A organização sublinha que, em algumas democracias mais antigas e bem estabelecidas, o desafio ocasional ao Estado de direito é uma preocupação maior pela possibilidade de um partido extremista ganhar poder, “o que poderá tornar estas questões esporádicas num problema sistémico no futuro”. Estes são os casos de França, Alemanha, ou Bélgica, diz a Liberties no relatório que inclui 19 países da União Europeia (Portugal não está incluído).

Noutras democracias também mais antigas, como Itália ou Suécia, em que partidos da direita radical chefiam o Governo ou lhe dão apoio parlamentar, o relatório diz que há “uma erosão do Estado de direito que parece ser um processo gradual”.

Na Suécia (onde há um Governo minoritário com acordo parlamentar da direita radical desde o final de 2022), alguns dos problemas passam por uma abordagem securitária com alterações que deixam poder nas mãos das forças de segurança com pouca supervisão (o exemplo do relatório é de a polícia poder decidir declarar zonas para buscas sem ter de o justificar), ou o enfraquecimento de organizações não-governamentais, em especial das de cariz étnico ou religioso, como as muçulmanas (um exemplo é o fim de apoio governamental, essencial para que estas associações mantenham as suas actividades).

A “segurança nacional e a ameaça de terrorismo ou crime organizado são invocadas de modo rotineiro para justificar políticas policiais cada vez mais repressivas e a expansão de poderes dados às forças de segurança”. Algumas das medidas, como escutas telefónicas e buscas ou revistas, podem ser aplicadas a pessoas que nem sequer são suspeitas, nota o relatório.
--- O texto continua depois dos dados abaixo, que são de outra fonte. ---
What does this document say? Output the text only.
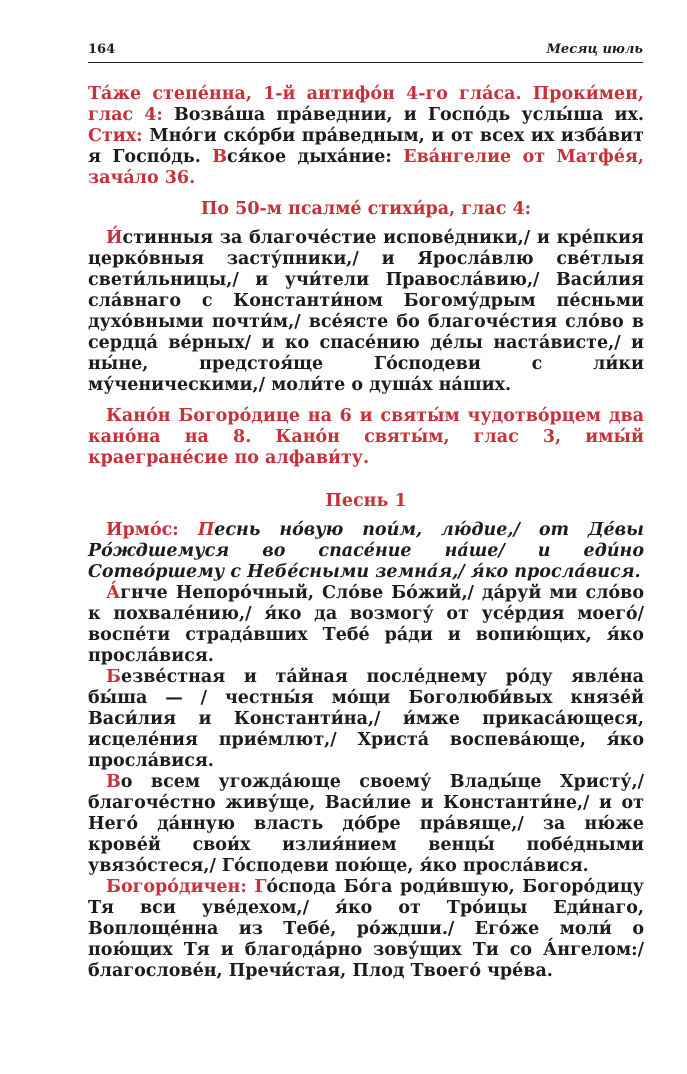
164	Месяц июль

Та́же степе́нна, 1-й антифо́н 4-го гла́са. Проки́мен, глас 4: Возва́ша пра́веднии, и Госпо́дь услы́ша их. Стих: Мно́ги ско́рби пра́ведным, и от всех их изба́вит я Госпо́дь. Вся́кое дыха́ние: Ева́нгелие от Матфе́я, зача́ло 36.

По 50-м псалме́ стихи́ра, глас 4:

И́стинныя за благоче́стие испове́дники,/ и кре́пкия церко́вныя засту́пники,/ и Яросла́влю све́тлыя свети́льницы,/ и учи́тели Правосла́вию,/ Васи́лия сла́внаго с Константи́ном Богому́дрым пе́сньми духо́вными почти́м,/ все́ясте бо благоче́стия сло́во в сердца́ ве́рных/ и ко спасе́нию де́лы наста́висте,/ и ны́не, предстоя́ще Го́сподеви с ли́ки му́ченическими,/ моли́те о душа́х на́ших.

Кано́н Богоро́дице на 6 и святы́м чудотво́рцем два кано́на на 8. Кано́н святы́м, глас 3, имы́й краегране́сие по алфави́ту.

Песнь 1

Ирмо́с: Песнь но́вую пои́м, лю́дие,/ от Де́вы Ро́ждшемуся во спасе́ние на́ше/ и еди́но Сотво́ршему с Небе́сными земна́я,/ я́ко просла́вися.

А́гнче Непоро́чный, Сло́ве Бо́жий,/ да́руй ми сло́во к похвале́нию,/ я́ко да возмогу́ от усе́рдия моего́/ воспе́ти страда́вших Тебе́ ра́ди и вопию́щих, я́ко просла́вися.

Безве́стная и та́йная после́днему ро́ду явле́на бы́ша — / честны́я мо́щи Боголюби́вых князе́й Васи́лия и Константи́на,/ и́мже прикаса́ющеся, исцеле́ния прие́млют,/ Христа́ воспева́юще, я́ко просла́вися.

Во всем угожда́юще своему́ Влады́це Христу́,/ благоче́стно живу́ще, Васи́лие и Константи́не,/ и от Него́ да́нную власть до́бре пра́вяще,/ за ню́же крове́й свои́х излия́нием венцы́ побе́дными увязо́стеся,/ Го́сподеви пою́ще, я́ко просла́вися.

Богоро́дичен: Го́спода Бо́га роди́вшую, Богоро́дицу Тя вси уве́дехом,/ я́ко от Тро́ицы Еди́наго, Воплоще́нна из Тебе́, ро́ждши./ Его́же моли́ о пою́щих Тя и благода́рно зову́щих Ти со А́нгелом:/ благослове́н, Пречи́стая, Плод Твоего́ чре́ва.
O relatório aponta ainda “novas leis e propostas legislativas” na área da justiça que têm potencial para deixar a Suécia em situação de incumprimento quanto às suas obrigações internacionais, como a que permite testemunhos anónimos em tribunal, por exemplo.

UE “não se está a aperceber”

Em Itália, onde há desde o final de 2022 um Governo liderado pelo partido de direita radical Irmãos de Itália, em coligação com o nacionalista Liga, de Matteo Salvini, e a Força Itália, liderada por Silvio Berlusconi até à sua morte em 2023, “tem havido reformas que tendem a tornar o sistema de justiça menos eficiente, promovendo em particular uma abordagem securitária”, lê-se no relatório.

Há ainda “um aumento preocupante no nível de influência política no sector mediático italiano”, com interferência no serviço público e em relação aos media, em que alterações na lei deram prioridade ao direito à reputação de queixosos sobre a liberdade de expressão e a protecção dos jornalistas.

O relatório dá conta de uma “regressão” na área do “espaço cívico” em Itália, apontando a lei de 2023, que “criminaliza as operações de resgate no mar” e “põe em risco o direito à vida e ao asilo de migrantes”.

Além disso, diz o relatório, o Governo de Giorgia Meloni impôs “restrições ao direito à greve” e “tem sido especialmente hostil em relação a manifestantes”.

O direito à manifestação é um dos que são apontados no relatório como tendo sofrido erosão em vários países, incluindo na Suécia, mas também na Bulgária, República Checa, Estónia, Alemanha e Hungria. “As restrições ao direito a protestos pacíficos aumentaram de modo significativo” em 2023, segundo o relatório, “mas em muitos casos são aplicadas selectivamente a protestos pró-Palestina e pelo clima”.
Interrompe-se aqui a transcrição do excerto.